First things first: I know this used to be a common problem. I spent a ton of time researching different cases, but mine seems different.
I got a Limited Edition Vega 64 card with a used PC I bought several months ago. It behaved really well at the beginning, but then the system would occasionally get stuck at a 100% GPU load when playing Witcher 3. Exiting the game or restarting the drivers wouldn't help. Even if nothing else is running and task manager shows 0% GPU usage - the will be running at a 100% and will not stop until the PC is restarted. The problem is that it would also develop color artifacts on the screen when it happens. Then for a little bit this problem went away, until it resurfaced a few weeks ago.
For the last 3 weeks or so the card has been extremely unstable. It would hit a 100% and develop artifacts almost every time I run CSGO. Then it started crashing and resetting the WattMan settings.

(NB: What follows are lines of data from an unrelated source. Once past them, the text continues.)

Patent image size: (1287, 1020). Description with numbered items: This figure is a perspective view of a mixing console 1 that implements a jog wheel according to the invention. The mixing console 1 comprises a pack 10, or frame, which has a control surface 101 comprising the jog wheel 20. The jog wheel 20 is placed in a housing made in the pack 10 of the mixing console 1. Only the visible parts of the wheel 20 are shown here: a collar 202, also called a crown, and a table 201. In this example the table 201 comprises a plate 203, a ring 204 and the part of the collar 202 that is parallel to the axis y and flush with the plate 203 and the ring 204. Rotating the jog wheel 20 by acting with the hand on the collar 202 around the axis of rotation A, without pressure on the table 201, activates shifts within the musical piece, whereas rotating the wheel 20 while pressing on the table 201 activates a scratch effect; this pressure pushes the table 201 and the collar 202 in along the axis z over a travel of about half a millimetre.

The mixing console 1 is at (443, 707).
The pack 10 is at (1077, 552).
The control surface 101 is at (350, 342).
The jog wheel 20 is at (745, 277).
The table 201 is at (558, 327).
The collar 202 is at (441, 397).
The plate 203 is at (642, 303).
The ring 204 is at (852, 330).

Now if you see artifacts - it means the card will probably reset itself in a few seconds and both monitors will turn off for a couple seconds, before turning back on.
The biggest problem for me is that recently it started crashing not only in games, but in Solidworks and Keyshot that I have to use for work, which has become completely unacceptable. Sometimes it would suddenly lock to a 100% and start the artifact disco when the only open applications are Chrome or Netflix.
I tried different WattMan settings, including increasing power limit and power save. I tried every driver version between August and December. It is not a mining trojan and It does not seem to be a ReLive issue like in some cases I've seen online. The PSU is pretty new and definitely using two cables to power the GPU, so I would rule it out too.
I am trying to figure out if there is anything i can do aside from spending a bunch more money on a new, inferior GPU (i got a really good deal on this PC as a whole, but i would definitely not be able to buy another high-end card). It seems like it is deteriorating but what could be the issue? Failing HBM? Why does it still lock to a 100%? Can the card be repaired? Is it worth anything as is?
nothing else is running, task manager shows 0% GPU usage,
You could try flashing a new BIOS. You can contact the card's manufacturer to see if they'll give you one. Or you can try to find a newer one matching your hardware here.
Apart from that, to avoid having to restart the PC, you might try resetting the driver only using the devcon utility. First type this, to make sure your card is seen:
devcon /find *DEV_687F*
Assuming it is, you can create a batch file to restart the driver, like this:
devcon /disable *DEV_687F*
timeout /t 3 /nobreak
devcon /enable *DEV_687F*
That will disable the display driver, wait three seconds, then re-enable the driver. That may or may not reset the problem state of your card.